The short  answer is that Horsepower is a measurement of amount of work done over time. The exact definition of one horsepower is 33,000 lb.ft./minute. Put another way, if you were to lift 33,000 pounds one foot over a period of one minute, you would have been working at the rate of one horsepower. In this case, you’d have expended one horsepower-minute of energy.

How the name came about and some history: The term “Horsepower” was originated by James Watt, the inventor of the steam engine and whose name, “Watt” is now a unit of power itself. To help sell his steam engines, Watt needed a way of rating their capabilities. The engines were replacing horses, the usual source of industrial power of the day. The typical horse, attached to a mill that ground corn or cut wood or to pull up coal from a mine, walked a 24 foot diameter (about 75.4 feet circumference) circle. Watt calculated that the horse pulled with a force of 180 pounds, although how he came up with the figure is not known. Watt observed that a horse typically made 144 trips around the circle in an hour, or about 2.4 per minute. This meant that the horse traveled at a speed of 180.96 feet per minute. Watt rounded off the speed to 181 feet per minute and multiplied that by the 180 pounds of force the horse pulled (181 x 180) and came up with 32,580 ft.-lbs./minute. That was rounded off to 33,000 ft.-lbs./minute, the figure we use today. Most observers familiar with horses and their capabilities estimate that Watt was a bit optimistic; few horses could maintain that effort for long.

Put into perspective, a healthy human can sustain about 0.1 horsepower.

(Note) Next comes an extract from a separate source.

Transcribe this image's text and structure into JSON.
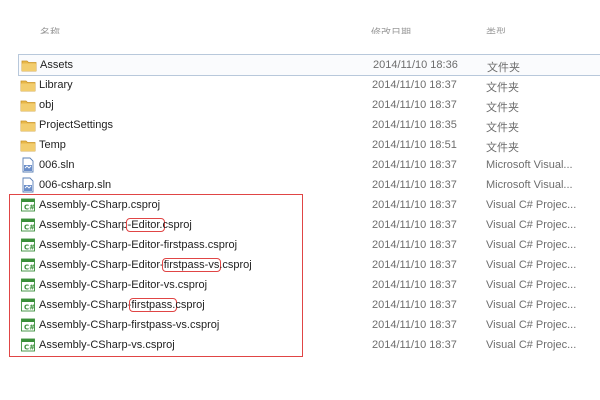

If you thought that was interesting and you’re still reading, here’s how torque is different:  When driving a car, it is torque that you feel, not horsepower.  Torque is the turning force, which is usually measured in foot-pounds.  Torque is a measure of the ability of an engine to do work. It’s a component of, but not the same as, the horsepower of the engine, which is the rate at which work can be done. In an automotive engine, power and torque are related by a simple equation that considers torque, engine speed (in revolutions per minute), and a conversion factor:

HP = Torque x RPM ÷ 5252.

Take a moment and really think about this equation.  Torque and horsepower are the same at 5252 RPM.   Thus, HP is a function of how much force an engine can apply at various RPMs.

Really the way to think about it is that if you have two engines that have the same torque but one has more horsepower then that means that the one with more HP can produce its torque at a higher RPM which, of course, results in add’l speed or acceleration.

 

1 Comment

  1. Hi ifod, just wondered what add’l speed is, do you mean Idle speed.

    A way of finding what a horse can lift could be done with a pully at the rear, a rope through the pully tied to the horse to lift the 180lbs x distance what do you think?